A dozen or more volunteers came to North Mercerdale Hillside Park, a woodland just minutes from downtown, during snowy and rainy weather on Nov. 30, Dec. 1 and Dec. 4 to plant more than 100 ferns salvaged from King County homeowners and about 175 native plants purchased from a King County Small Change grant.

A dozen or more volunteers came to North Mercerdale Hillside Park, a woodland just minutes from downtown, during snowy and rainy weather on Nov. 30, Dec. 1 and Dec. 4 to plant more than 100 ferns salvaged from King County homeowners and about 175 native plants purchased from a King County Small Change grant.

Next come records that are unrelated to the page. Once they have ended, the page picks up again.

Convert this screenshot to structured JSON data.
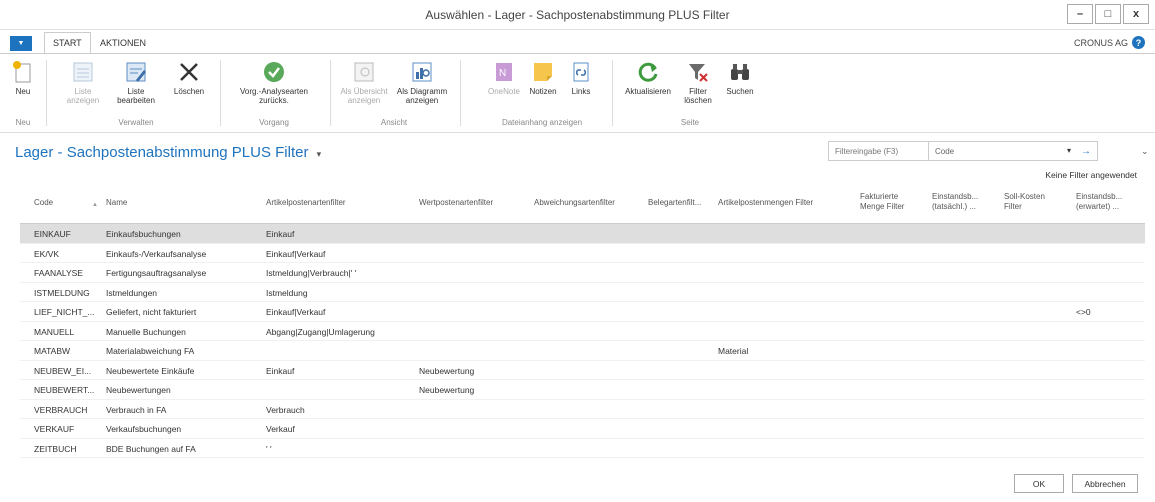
{
  "window": {
    "title": "Auswählen - Lager - Sachpostenabstimmung PLUS Filter",
    "min": "–",
    "max": "□",
    "close": "x"
  },
  "tabs": {
    "menu": "▼",
    "start": "START",
    "aktionen": "AKTIONEN"
  },
  "company": {
    "name": "CRONUS AG",
    "help": "?"
  },
  "ribbon": {
    "neu": "Neu",
    "liste_anzeigen": "Liste anzeigen",
    "liste_bearbeiten": "Liste bearbeiten",
    "loeschen": "Löschen",
    "vorg_reset": "Vorg.-Analysearten zurücks.",
    "als_uebersicht": "Als Übersicht anzeigen",
    "als_diagramm": "Als Diagramm anzeigen",
    "onenote": "OneNote",
    "notizen": "Notizen",
    "links": "Links",
    "aktualisieren": "Aktualisieren",
    "filter_loeschen": "Filter löschen",
    "suchen": "Suchen",
    "groups": {
      "neu": "Neu",
      "verwalten": "Verwalten",
      "vorgang": "Vorgang",
      "ansicht": "Ansicht",
      "dateianhang": "Dateianhang anzeigen",
      "seite": "Seite"
    }
  },
  "page": {
    "title": "Lager - Sachpostenabstimmung PLUS Filter",
    "title_caret": "▾"
  },
  "filter": {
    "placeholder": "Filtereingabe (F3)",
    "field": "Code",
    "dropdown": "▾",
    "go": "→",
    "chevron": "⌄",
    "status": "Keine Filter angewendet"
  },
  "table": {
    "headers": {
      "code": "Code",
      "sort": "▲",
      "name": "Name",
      "artikel": "Artikelpostenartenfilter",
      "wert": "Wertpostenartenfilter",
      "abw": "Abweichungsartenfilter",
      "beleg": "Belegartenfilt...",
      "menge": "Artikelpostenmengen Filter",
      "fakt": "Fakturierte Menge Filter",
      "einst1": "Einstandsb... (tatsächl.) ...",
      "soll": "Soll-Kosten Filter",
      "einst2": "Einstandsb... (erwartet) ..."
    },
    "rows": [
      {
        "code": "EINKAUF",
        "name": "Einkaufsbuchungen",
        "artikel": "Einkauf",
        "wert": "",
        "menge": "",
        "einst2": ""
      },
      {
        "code": "EK/VK",
        "name": "Einkaufs-/Verkaufsanalyse",
        "artikel": "Einkauf|Verkauf",
        "wert": "",
        "menge": "",
        "einst2": ""
      },
      {
        "code": "FAANALYSE",
        "name": "Fertigungsauftragsanalyse",
        "artikel": "Istmeldung|Verbrauch|' '",
        "wert": "",
        "menge": "",
        "einst2": ""
      },
      {
        "code": "ISTMELDUNG",
        "name": "Istmeldungen",
        "artikel": "Istmeldung",
        "wert": "",
        "menge": "",
        "einst2": ""
      },
      {
        "code": "LIEF_NICHT_...",
        "name": "Geliefert, nicht fakturiert",
        "artikel": "Einkauf|Verkauf",
        "wert": "",
        "menge": "",
        "einst2": "<>0"
      },
      {
        "code": "MANUELL",
        "name": "Manuelle Buchungen",
        "artikel": "Abgang|Zugang|Umlagerung",
        "wert": "",
        "menge": "",
        "einst2": ""
      },
      {
        "code": "MATABW",
        "name": "Materialabweichung FA",
        "artikel": "",
        "wert": "",
        "menge": "Material",
        "einst2": ""
      },
      {
        "code": "NEUBEW_EI...",
        "name": "Neubewertete Einkäufe",
        "artikel": "Einkauf",
        "wert": "Neubewertung",
        "menge": "",
        "einst2": ""
      },
      {
        "code": "NEUBEWERT...",
        "name": "Neubewertungen",
        "artikel": "",
        "wert": "Neubewertung",
        "menge": "",
        "einst2": ""
      },
      {
        "code": "VERBRAUCH",
        "name": "Verbrauch in FA",
        "artikel": "Verbrauch",
        "wert": "",
        "menge": "",
        "einst2": ""
      },
      {
        "code": "VERKAUF",
        "name": "Verkaufsbuchungen",
        "artikel": "Verkauf",
        "wert": "",
        "menge": "",
        "einst2": ""
      },
      {
        "code": "ZEITBUCH",
        "name": "BDE Buchungen auf FA",
        "artikel": "' '",
        "wert": "",
        "menge": "",
        "einst2": ""
      }
    ]
  },
  "buttons": {
    "ok": "OK",
    "cancel": "Abbrechen"
  },
  "colors": {
    "accent": "#1e73be",
    "selected_row": "#dedede"
  }
}
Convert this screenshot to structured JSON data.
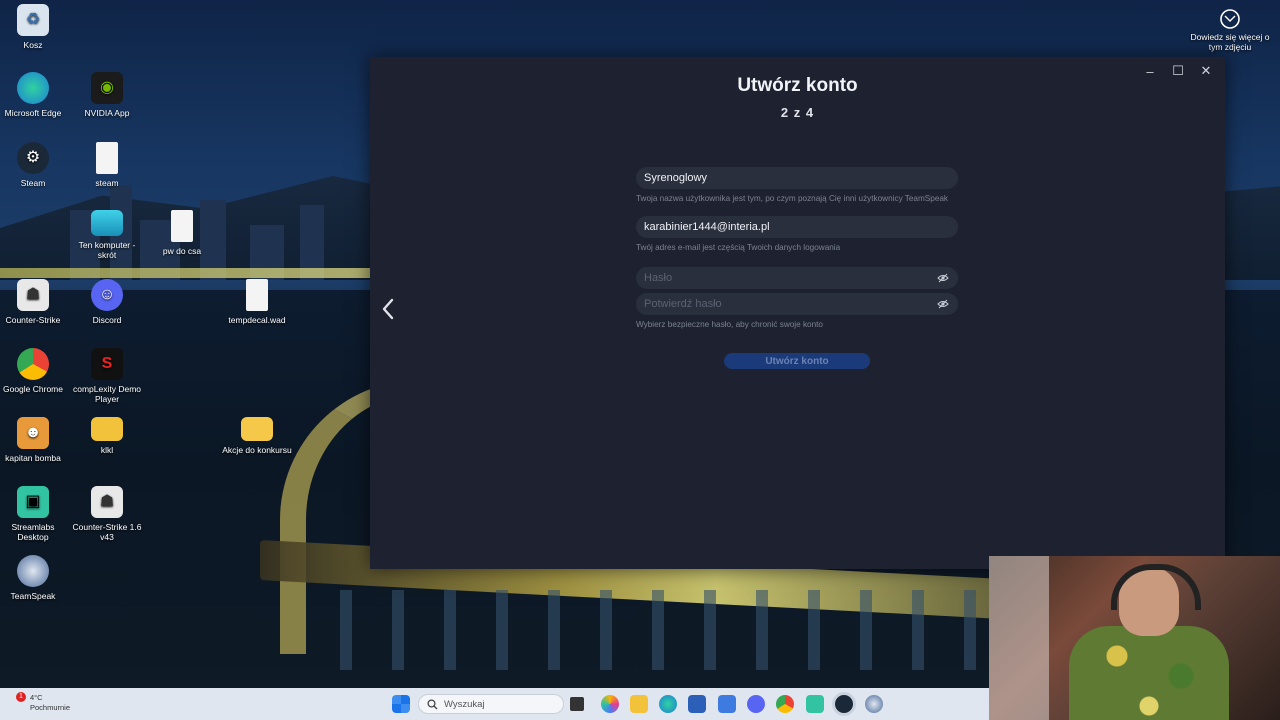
{
  "desktop": {
    "icons": [
      {
        "label": "Kosz",
        "icon": "recycle-bin-icon"
      },
      {
        "label": "Microsoft Edge",
        "icon": "edge-icon"
      },
      {
        "label": "NVIDIA App",
        "icon": "nvidia-icon"
      },
      {
        "label": "Steam",
        "icon": "steam-icon"
      },
      {
        "label": "steam",
        "icon": "file-icon"
      },
      {
        "label": "Ten komputer - skrót",
        "icon": "computer-icon"
      },
      {
        "label": "pw do csa",
        "icon": "file-icon"
      },
      {
        "label": "Counter-Strike",
        "icon": "counter-strike-icon"
      },
      {
        "label": "Discord",
        "icon": "discord-icon"
      },
      {
        "label": "tempdecal.wad",
        "icon": "file-icon"
      },
      {
        "label": "Google Chrome",
        "icon": "chrome-icon"
      },
      {
        "label": "compLexity Demo Player",
        "icon": "complexity-icon"
      },
      {
        "label": "kapitan bomba",
        "icon": "kapitan-bomba-icon"
      },
      {
        "label": "klkl",
        "icon": "folder-icon"
      },
      {
        "label": "Akcje do konkursu",
        "icon": "folder-icon"
      },
      {
        "label": "Streamlabs Desktop",
        "icon": "streamlabs-icon"
      },
      {
        "label": "Counter-Strike 1.6 v43",
        "icon": "counter-strike-icon"
      },
      {
        "label": "TeamSpeak",
        "icon": "teamspeak-icon"
      }
    ],
    "learn_more": "Dowiedz się więcej o tym zdjęciu"
  },
  "app": {
    "title": "Utwórz konto",
    "step": "2 z 4",
    "username": {
      "value": "Syrenoglowy",
      "hint": "Twoja nazwa użytkownika jest tym, po czym poznają Cię inni użytkownicy TeamSpeak"
    },
    "email": {
      "value": "karabinier1444@interia.pl",
      "hint": "Twój adres e-mail jest częścią Twoich danych logowania"
    },
    "password": {
      "placeholder": "Hasło"
    },
    "confirm_password": {
      "placeholder": "Potwierdź hasło",
      "hint": "Wybierz bezpieczne hasło, aby chronić swoje konto"
    },
    "submit_label": "Utwórz konto"
  },
  "taskbar": {
    "weather_badge": "1",
    "temperature": "4°C",
    "condition": "Pochmurnie",
    "search_placeholder": "Wyszukaj"
  },
  "colors": {
    "window_bg": "#1e2230",
    "field_bg": "#2a2f3d",
    "button_bg": "#1a3a7a",
    "taskbar_bg": "#dfe6ef"
  }
}
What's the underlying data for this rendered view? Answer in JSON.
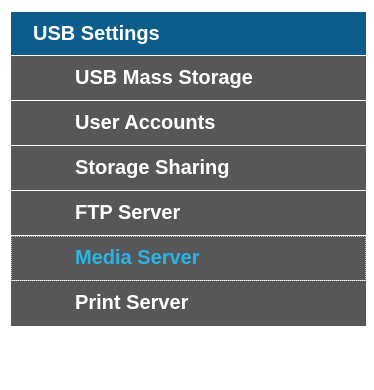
{
  "menu": {
    "header": "USB Settings",
    "items": [
      {
        "label": "USB Mass Storage"
      },
      {
        "label": "User Accounts"
      },
      {
        "label": "Storage Sharing"
      },
      {
        "label": "FTP Server"
      },
      {
        "label": "Media Server",
        "active": true
      },
      {
        "label": "Print Server"
      }
    ]
  },
  "colors": {
    "header_bg": "#0d5d8c",
    "item_bg": "#575757",
    "item_text": "#ffffff",
    "active_text": "#28b4e6"
  }
}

Some of the plants and trees are vine maple, wood sedge, sword and lady fern, Indian plum, red twig dogwood, Douglas fir, Western red cedar, hazelnut, elderberry, yellow monkey flower; piggyback plant, creeping veronica and cascara.

North Mercerdale Hillside Park is accessed from Southeast 27th Street, uphill from the hardware store, across the street, and up stairs to a path running south. Across a small footbridge over the stream are a bench and small pond. The plants are along the path by the pond and beside the stream banks. This stream used to be the water supply for downtown Mercer Island.

Instrumental in its restoration are the city, Earth Corps and Mercer Island’s Rita Moore, Virginia Arnon and Judy Roan, members of the Washington Native Plant and Audubon steward programs. Earth Corps, working for the city, removed ivy from most of the trees. Volunteers have clocked more than 250 hours on the project, pulling English ivy and other invasive plants, and removing barrels of trash.

North Mercerdale Hillside Park is a low priority on the city parks list, says Moore, “but it is downtown and a beautiful quiet place with a bench next to the stream. If I worked downtown, I would come here often to eat lunch and enjoy the peace and relative solitude.”

In 2006, salvaged native plants were put in, and last fall, using a Small Change for a Big Difference Grant from King County, bare root native plants were purchased from the Snohomish Conservation District and planted in spring. The city also planted small bare root trees throughout the park. This fall, the remainder of the grant funds helped purchase larger potted native plants for the streamside restoration.

While working in the park, Moore met an elderly resident who said the stream source used to be the city’s water supply, and that the area had originally been covered with mature Western red cedar and Western Hemlock, but was logged a second time in the early 1950s. Remnants of the wells, tanks and platforms remain. The city filled in the well and later dredged the small sedimentation pond, which disturbed many of the plants, she said.

Recently, the city removed non-native Himalayan blackberries that covered the hillside to the west of the stream’s source and plans to restore it with native trees and shrubs. Moore hopes the city will also do the same at the old well site; and that neighbors and local businesses will take part in the rest of the park’s restoration, including interpretive signs.